Certo, si potrebbe fare altro: promuovere la qualità, alzare gli standard, ridurre gli allevamenti intensivi. Ma vuoi mettere lo sbatti? Meglio spaccare i maroni a chi cerca solo di offrire un’alternativa più sostenibile e meno impattante.

Il vocabolario Imbruttito per sopravvivere al nuovo regime alimentare

Noi però, come sempre, eravamo già pronti. Ecco alcuni termini già testati sul campo e perfettamente in linea con il vocabolario imbruttito, per sostituire le parole incriminate senza perdere un briciolo di personalità:

Boccone [bokˈko.ne]
Comprende qualsiasi cosa venga infilata in bocca. Semplice, diretto, democratico.
Va bene per tutto: dal kebab post-hangover alla cena aziendale alla Langosteria.

“Dai, prendi un boccone con noi, abbiamo il tavolo.”
“Se non mangio un boccone, svengo.”

Roba [ˈrɔ.ba]
Quando una cosa non ha un nome preciso, è semplicemente “roba”. E resterà tale per sempre.

“C’è solo quella roba lì?”
“Quella roba la riporti indietro e non te la pago.”

Sbobba [ˈzbob.ba]
Alta percentuale di liquidi, aspetto discutibile, sapore incerto.
Può essere veg o di carne, ma resta visivamente un trauma.

“Io quella sbobba non la voglio.”
“Ventisette euro per quella sbobba? Col c**** che mi ci rivedono qua.”

Paninazzo [pa.niˈnat.tso]
Qualsiasi cosa compressa tra due fette di pane.

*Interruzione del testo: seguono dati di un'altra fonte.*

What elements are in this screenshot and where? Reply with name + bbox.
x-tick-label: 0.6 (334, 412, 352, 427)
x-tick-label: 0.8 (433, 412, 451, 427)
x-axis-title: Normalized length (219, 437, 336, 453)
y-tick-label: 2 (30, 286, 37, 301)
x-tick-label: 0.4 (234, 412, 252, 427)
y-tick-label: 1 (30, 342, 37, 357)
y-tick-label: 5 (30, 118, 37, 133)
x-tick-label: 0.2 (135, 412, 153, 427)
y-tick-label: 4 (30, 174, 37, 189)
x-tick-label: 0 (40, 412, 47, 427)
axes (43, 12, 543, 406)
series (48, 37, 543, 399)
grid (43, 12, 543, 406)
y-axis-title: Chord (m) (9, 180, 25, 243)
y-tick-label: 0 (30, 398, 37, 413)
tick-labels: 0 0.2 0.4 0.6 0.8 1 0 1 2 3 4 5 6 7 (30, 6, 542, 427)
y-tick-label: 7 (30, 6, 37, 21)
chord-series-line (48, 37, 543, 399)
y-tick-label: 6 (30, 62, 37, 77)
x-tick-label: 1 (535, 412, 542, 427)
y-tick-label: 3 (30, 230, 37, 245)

Carne, pesce, frittata, verdure — tutto vale.
Attenzione: se è gourmet, non è un paninazzo.

“Te lo mangi tutto quel paninazzo?”
“Che bel paninazzo ignorante.”

Mattone [matˈto.ne]
Che sia tofu o carne vera, poco importa: basta che sia pesante come un blocco di cemento.

“Più che un tortino era un mattone.”

Quindi, che succede ora?

Per ora, niente panico: i tempi saranno lunghi (in perfetto stile europeo) e pare che la nuova normativa non entrerà in vigore prima del 2028. Avete tutto il tempo per ingozzarvi di “salsicce di seitan” e “burger vegani” senza sensi di colpa linguistici. Poi, quando arriverà il momento, ci penseremo noi dell’Imbruttito a scrivere il dizionario ufficiale del cibo senza nome, perché tanto — alla fine — tra una sbobba e un boccone, l’importante è che si mangi.